The first line of defense in preventing mutations is DNA polymerase itself. Occasionally, when replicative DNA polymerases (Pol δ and Pol ε) progress along the template DNA, an incorrect nucleotide is added to the growing 3′ end of the daughter strand. E. coli DNA polymerases, for instance, introduce about 1 incorrect nucleotide per 10⁴ (ten thousand) polymerized nucleotides. Yet the measured mutation rate in bacterial cells is much lower: about 1 mistake in 10⁹ (one billion) nucleotides incorporated into a growing strand. This remarkable accuracy is largely due to proofreading by E. coli DNA polymerases. Eukaryotic Pol δ and Pol ε employ a similar mechanism.

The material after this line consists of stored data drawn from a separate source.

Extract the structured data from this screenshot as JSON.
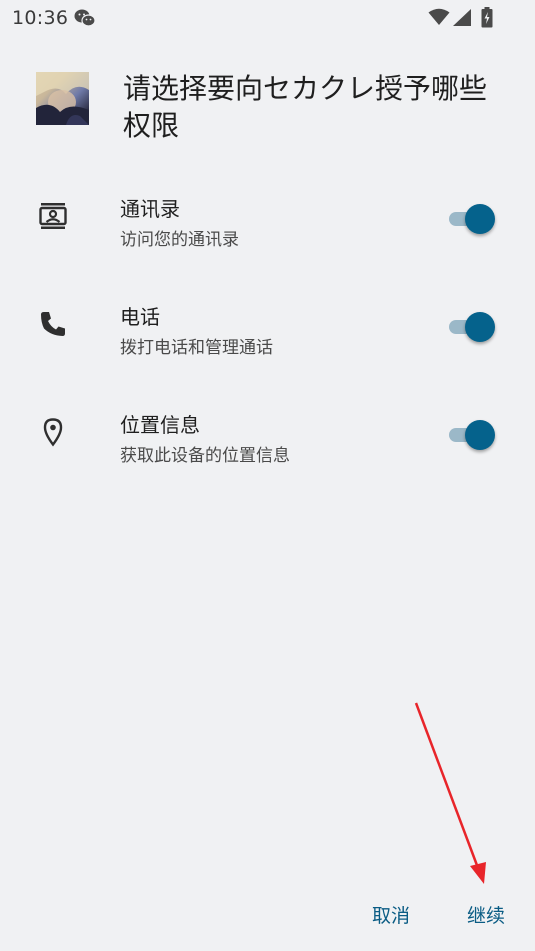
{
  "status_bar": {
    "time": "10:36",
    "left_icons": [
      "wechat-icon"
    ],
    "right_icons": [
      "wifi-icon",
      "signal-icon",
      "battery-charging-icon"
    ]
  },
  "dialog": {
    "title": "请选择要向セカクレ授予哪些权限",
    "permissions": [
      {
        "icon": "contacts-icon",
        "title": "通讯录",
        "subtitle": "访问您的通讯录",
        "enabled": true
      },
      {
        "icon": "phone-icon",
        "title": "电话",
        "subtitle": "拨打电话和管理通话",
        "enabled": true
      },
      {
        "icon": "location-icon",
        "title": "位置信息",
        "subtitle": "获取此设备的位置信息",
        "enabled": true
      }
    ],
    "cancel_label": "取消",
    "continue_label": "继续"
  },
  "colors": {
    "background": "#f0f1f3",
    "accent": "#05628c",
    "annotation": "#e8252a"
  }
}
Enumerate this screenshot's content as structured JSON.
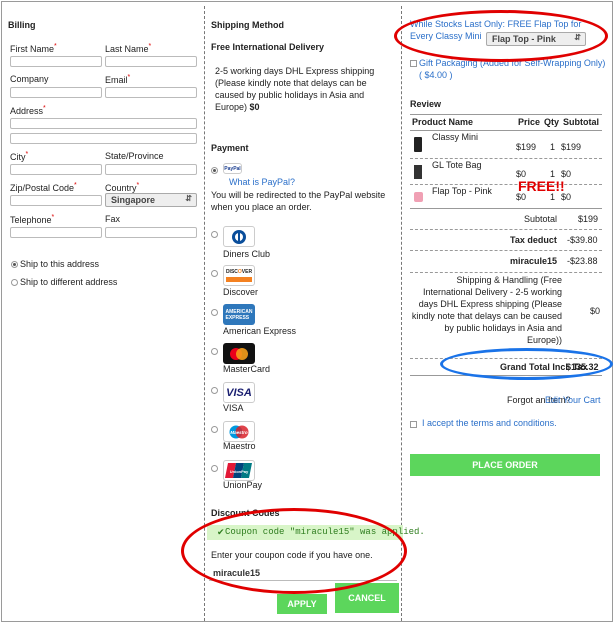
{
  "billing": {
    "title": "Billing",
    "first_name": "First Name",
    "last_name": "Last Name",
    "company": "Company",
    "email": "Email",
    "address": "Address",
    "city": "City",
    "state": "State/Province",
    "zip": "Zip/Postal Code",
    "country": "Country",
    "country_value": "Singapore",
    "telephone": "Telephone",
    "fax": "Fax",
    "ship_same": "Ship to this address",
    "ship_diff": "Ship to different address"
  },
  "shipping": {
    "title": "Shipping Method",
    "method": "Free International Delivery",
    "description": "2-5 working days DHL Express shipping (Please kindly note that delays can be caused by public holidays in Asia and Europe)",
    "price": "$0"
  },
  "payment": {
    "title": "Payment",
    "paypal_logo": "PayPal",
    "paypal_link": "What is PayPal?",
    "paypal_note": "You will be redirected to the PayPal website when you place an order.",
    "methods": [
      {
        "label": "Diners Club",
        "icon": "diners-club-icon"
      },
      {
        "label": "Discover",
        "icon": "discover-icon"
      },
      {
        "label": "American Express",
        "icon": "amex-icon"
      },
      {
        "label": "MasterCard",
        "icon": "mastercard-icon"
      },
      {
        "label": "VISA",
        "icon": "visa-icon"
      },
      {
        "label": "Maestro",
        "icon": "maestro-icon"
      },
      {
        "label": "UnionPay",
        "icon": "unionpay-icon"
      }
    ]
  },
  "discount": {
    "title": "Discount Codes",
    "applied_msg": "Coupon code \"miracule15\" was applied.",
    "prompt": "Enter your coupon code if you have one.",
    "code": "miracule15",
    "apply": "APPLY",
    "cancel": "CANCEL"
  },
  "promo": {
    "text": "While Stocks Last Only: FREE Flap Top for Every Classy Mini",
    "select": "Flap Top - Pink",
    "gift": "Gift Packaging (Added for Self-Wrapping Only) ( $4.00 )"
  },
  "review": {
    "title": "Review",
    "headers": [
      "Product Name",
      "Price",
      "Qty",
      "Subtotal"
    ],
    "items": [
      {
        "name": "Classy Mini",
        "price": "$199",
        "qty": "1",
        "subtotal": "$199"
      },
      {
        "name": "GL Tote Bag",
        "price": "$0",
        "qty": "1",
        "subtotal": "$0"
      },
      {
        "name": "Flap Top - Pink",
        "price": "$0",
        "qty": "1",
        "subtotal": "$0"
      }
    ],
    "free_note": "FREE!!",
    "subtotal_label": "Subtotal",
    "subtotal_value": "$199",
    "tax_label": "Tax deduct",
    "tax_value": "-$39.80",
    "coupon_label": "miracule15",
    "coupon_value": "-$23.88",
    "shipping_label": "Shipping & Handling (Free International Delivery - 2-5 working days DHL Express shipping (Please kindly note that delays can be caused by public holidays in Asia and Europe))",
    "shipping_value": "$0",
    "grand_label": "Grand Total Incl. Tax",
    "grand_value": "$135.32",
    "forgot": "Forgot an Item?",
    "edit_cart": "Edit Your Cart",
    "terms": "I accept the terms and conditions.",
    "place_order": "PLACE ORDER"
  },
  "colors": {
    "green": "#5cd65c",
    "link": "#2a6fc9",
    "annotation_red": "#e00000",
    "annotation_blue": "#1a73e8"
  }
}
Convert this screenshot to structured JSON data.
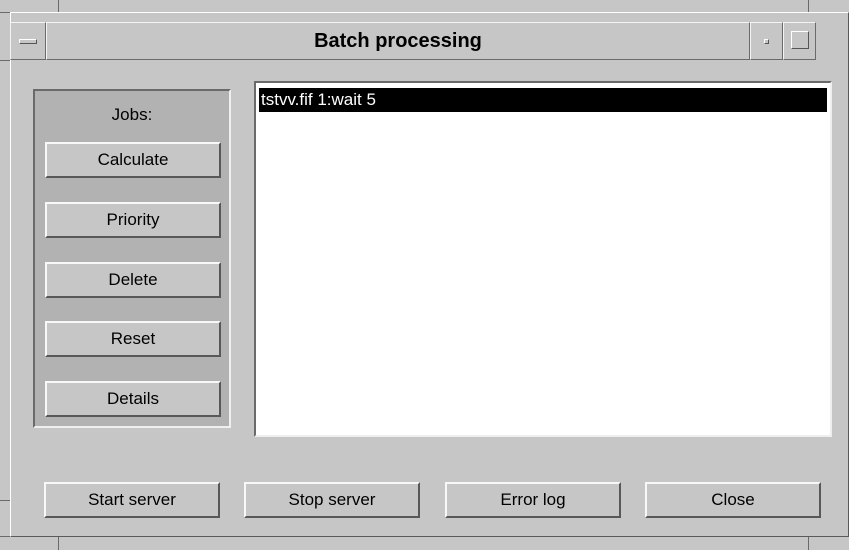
{
  "window": {
    "title": "Batch processing"
  },
  "jobs": {
    "label": "Jobs:",
    "buttons": [
      "Calculate",
      "Priority",
      "Delete",
      "Reset",
      "Details"
    ]
  },
  "job_list": {
    "items": [
      {
        "text": "tstvv.fif 1:wait 5",
        "selected": true
      }
    ]
  },
  "bottom_buttons": [
    "Start server",
    "Stop server",
    "Error log",
    "Close"
  ]
}
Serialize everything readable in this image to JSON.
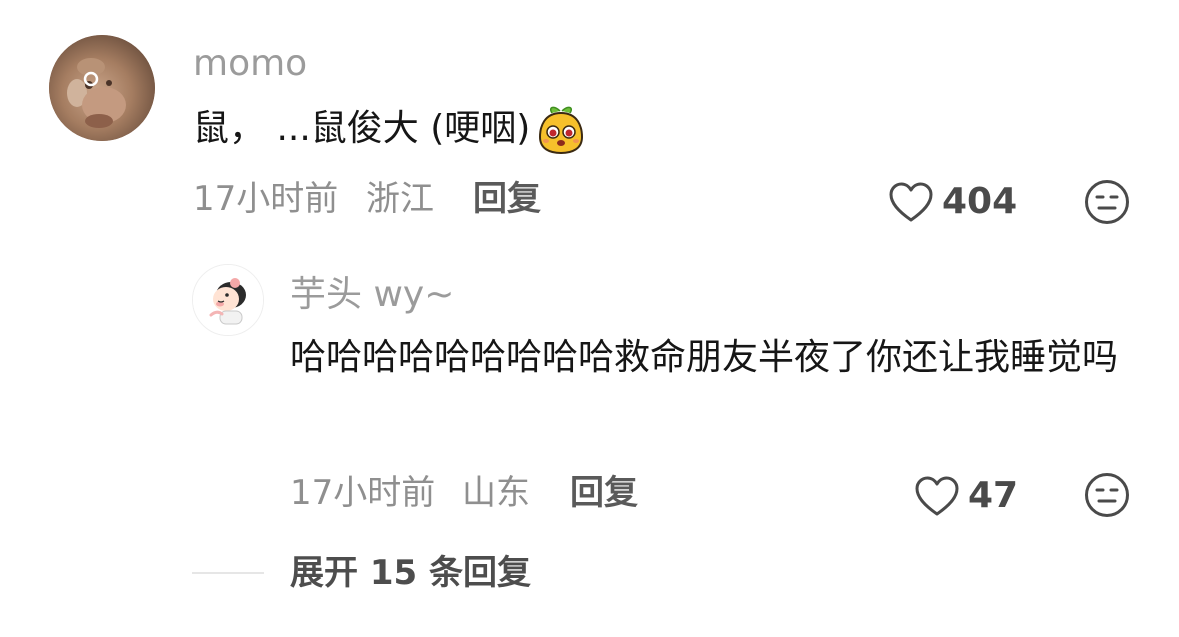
{
  "comment": {
    "username": "momo",
    "text": "鼠， ...鼠俊大 (哽咽)",
    "emoji_icon": "mango-emoji-icon",
    "time": "17小时前",
    "location": "浙江",
    "reply_label": "回复",
    "likes": "404"
  },
  "reply": {
    "username": "芋头 wy~",
    "text": "哈哈哈哈哈哈哈哈哈救命朋友半夜了你还让我睡觉吗",
    "time": "17小时前",
    "location": "山东",
    "reply_label": "回复",
    "likes": "47"
  },
  "expand": {
    "label": "展开 15 条回复"
  },
  "colors": {
    "text": "#161616",
    "meta": "#8f8f8f",
    "username": "#9b9b9b",
    "icon_stroke": "#4a4a4a"
  },
  "icons": [
    "heart-icon",
    "meh-face-icon",
    "monkey-avatar",
    "cartoon-kid-avatar"
  ]
}
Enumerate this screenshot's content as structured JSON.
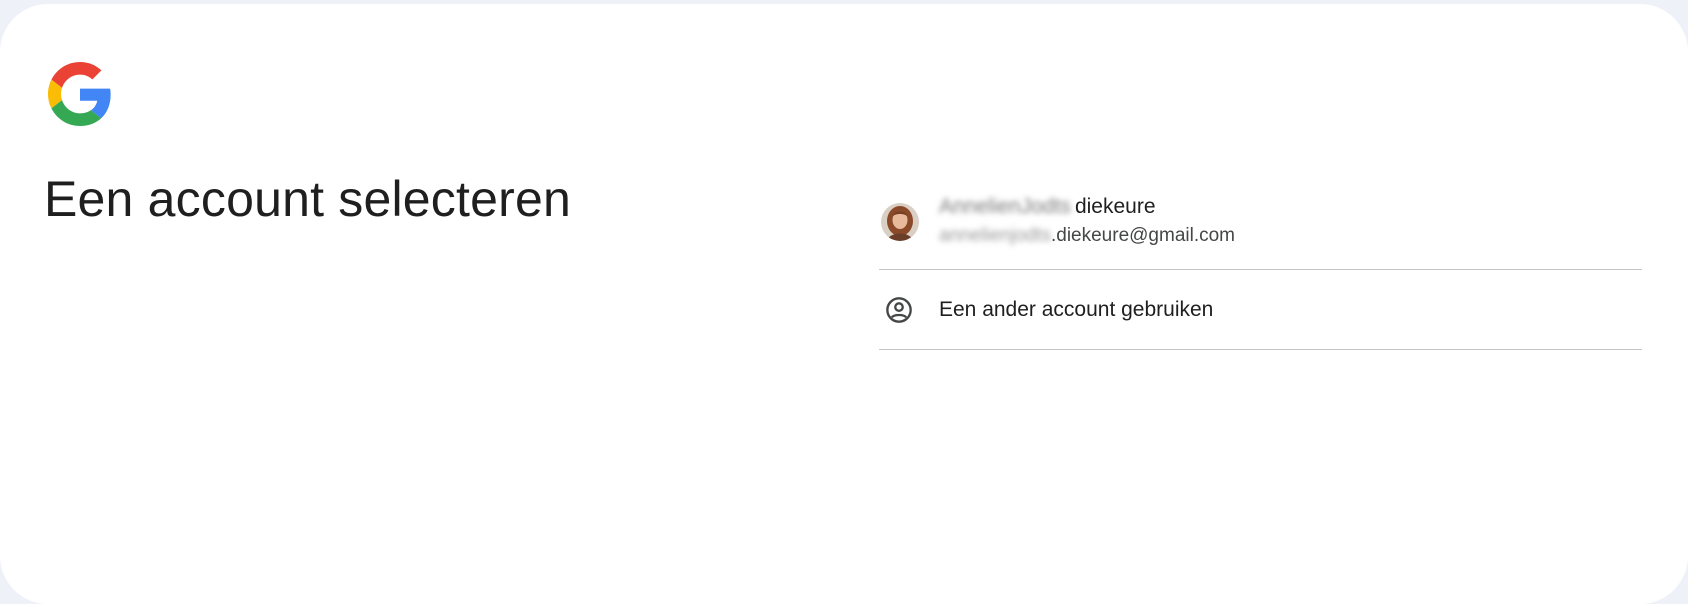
{
  "page": {
    "title": "Een account selecteren"
  },
  "logo": {
    "icon": "google-g-logo",
    "colors": {
      "blue": "#4285F4",
      "red": "#EA4335",
      "yellow": "#FBBC05",
      "green": "#34A853"
    }
  },
  "accounts": [
    {
      "name_visible": "diekeure",
      "name_blurred": "AnnelienJodts",
      "email_visible": ".diekeure@gmail.com",
      "email_blurred": "annelienjodts",
      "avatar": "user-photo-avatar"
    }
  ],
  "other_account": {
    "label": "Een ander account gebruiken",
    "icon": "account-circle-icon"
  }
}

Proofreading depends on the 3′→5′ exonuclease activity of some DNA polymerases. When an incorrect base is incorporated during DNA synthesis, base pairing between the 3′ nucleotide of the nascent strand and the template strand does not occur. As a result, the polymerase pauses, then transfers the 3′ end of the growing chain to its exonuclease site, where the incorrect mispaired base is removed (Figure 5-33). Then the 3′ end is transferred back to the polymerase site, where this region is copied correctly. All three E. coli DNA polymerases have proofreading activity, as do the two eukaryotic DNA polymerases, δ and ε, used for replication of most chromosomal DNA in animal cells. It seems likely that proofreading is indispensable for all cells to avoid excessive mutations.